I lifted the book, which was still in my hand, and shifted it nearer to the globe of the lantern. I resumed the tale, my voice betraying a certain agitation, as if my own fate hinged on the girl’s. The girl was captured. She plucked apiece of her own hair and murmured with her lips, and the hair metamorphosed into a keen sword. She struck the Ifrit with it and split him in half. Both the girl and the Ifrit subsequently underwent a myriad of metamorphoses, and were locked in harrowing duels. At one point the girl was transformed into a wolf and the Ifrit into an enormous pomegranate. The wolf chased it and the pomegranate flew in the air, only to plunge down and shatter. Its seeds were scattered across the marble floor of the palace. The wolf then turned into a cock and one by one pecked all the seeds, bent on devouring them all. As chance would have it, however, one seed lay out of his sight, by the water fountain. The cock cried and flapped his wings and pointed with his beak, but no one fathomed what he meant. He let out a mighty shriek that nearly ripped the palace apart, then made an about face….

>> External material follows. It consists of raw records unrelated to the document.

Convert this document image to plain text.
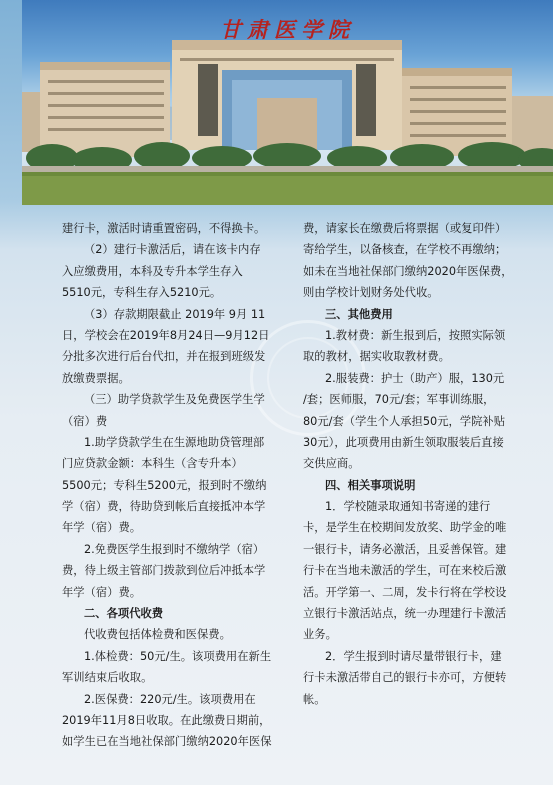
甘肃医学院
建行卡，激活时请重置密码，不得换卡。
（2）建行卡激活后，请在该卡内存
入应缴费用，本科及专升本学生存入
5510元，专科生存入5210元。
（3）存款期限截止 2019年 9月 11
日，学校会在2019年8月24日—9月12日
分批多次进行后台代扣，并在报到班级发
放缴费票据。
（三）助学贷款学生及免费医学生学
（宿）费
1.助学贷款学生在生源地助贷管理部
门应贷款金额：本科生（含专升本）
5500元；专科生5200元，报到时不缴纳
学（宿）费，待助贷到帐后直接抵冲本学
年学（宿）费。
2.免费医学生报到时不缴纳学（宿）
费，待上级主管部门拨款到位后冲抵本学
年学（宿）费。
二、各项代收费
代收费包括体检费和医保费。
1.体检费：50元/生。该项费用在新生
军训结束后收取。
2.医保费：220元/生。该项费用在
2019年11月8日收取。在此缴费日期前，
如学生已在当地社保部门缴纳2020年医保
费，请家长在缴费后将票据（或复印件）
寄给学生，以备核查，在学校不再缴纳；
如未在当地社保部门缴纳2020年医保费，
则由学校计划财务处代收。
三、其他费用
1.教材费：新生报到后，按照实际领
取的教材，据实收取教材费。
2.服装费：护士（助产）服，130元
/套；医师服，70元/套；军事训练服，
80元/套（学生个人承担50元，学院补贴
30元），此项费用由新生领取服装后直接
交供应商。
四、相关事项说明
1．学校随录取通知书寄递的建行
卡，是学生在校期间发放奖、助学金的唯
一银行卡，请务必激活，且妥善保管。建
行卡在当地未激活的学生，可在来校后激
活。开学第一、二周，发卡行将在学校设
立银行卡激活站点，统一办理建行卡激活
业务。
2．学生报到时请尽量带银行卡，建
行卡未激活带自己的银行卡亦可，方便转
帐。
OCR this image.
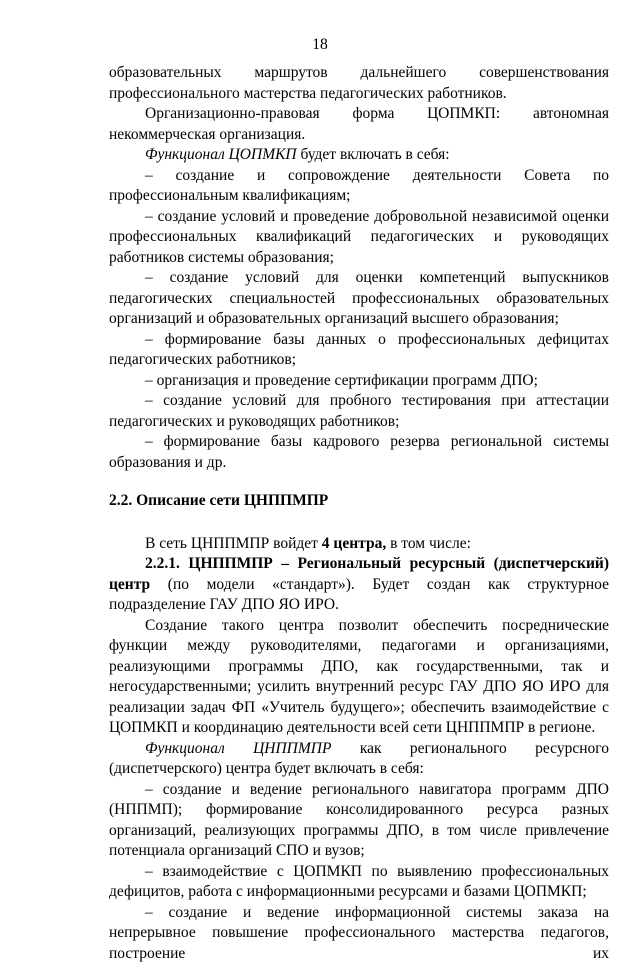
18

образовательных маршрутов дальнейшего совершенствования профессионального мастерства педагогических работников.

Организационно-правовая форма ЦОПМКП: автономная некоммерческая организация.

Функционал ЦОПМКП будет включать в себя:

– создание и сопровождение деятельности Совета по профессиональным квалификациям;

– создание условий и проведение добровольной независимой оценки профессиональных квалификаций педагогических и руководящих работников системы образования;

– создание условий для оценки компетенций выпускников педагогических специальностей профессиональных образовательных организаций и образовательных организаций высшего образования;

– формирование базы данных о профессиональных дефицитах педагогических работников;

– организация и проведение сертификации программ ДПО;

– создание условий для пробного тестирования при аттестации педагогических и руководящих работников;

– формирование базы кадрового резерва региональной системы образования и др.

2.2. Описание сети ЦНППМПР

В сеть ЦНППМПР войдет 4 центра, в том числе:

2.2.1. ЦНППМПР – Региональный ресурсный (диспетчерский) центр (по модели «стандарт»). Будет создан как структурное подразделение ГАУ ДПО ЯО ИРО.

Создание такого центра позволит обеспечить посреднические функции между руководителями, педагогами и организациями, реализующими программы ДПО, как государственными, так и негосударственными; усилить внутренний ресурс ГАУ ДПО ЯО ИРО для реализации задач ФП «Учитель будущего»; обеспечить взаимодействие с ЦОПМКП и координацию деятельности всей сети ЦНППМПР в регионе.

Функционал ЦНППМПР как регионального ресурсного (диспетчерского) центра будет включать в себя:

– создание и ведение регионального навигатора программ ДПО (НППМП); формирование консолидированного ресурса разных организаций, реализующих программы ДПО, в том числе привлечение потенциала организаций СПО и вузов;

– взаимодействие с ЦОПМКП по выявлению профессиональных дефицитов, работа с информационными ресурсами и базами ЦОПМКП;

– создание и ведение информационной системы заказа на непрерывное повышение профессионального мастерства педагогов, построение их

At that moment a violent explosion caused the earth beneath me to quake and its blaze illuminated the entrance and ceiling of my shelter. The book dropped from my hand and things whirled in all directions before I got to the end of the tale. I lay thus among the debris, under a barren sky. Bit by bit, the clouds of dust and smoke dispersed, and the sky shone with genial stars. My head was clear, and I believed I had recovered in one fell swoop from my lethargy and delusions. I turned my eyes around to scan the bunker for the head; it was gone. The whole affair suddenly began to have the appearance of a yarn spun by the mind, another tale from The Thousand and One Nights.
I labored to ease myself out of the heaps of rubble when I discerned human voices and saw an arm extended to me through the darkness. As I stood up I felt Sgt. Ibrahim throw himself at me, take me in his arms, and stroke my head and the rest of my body. They were intact, but I feared remnants of the odor remained permanently glued to my clothes.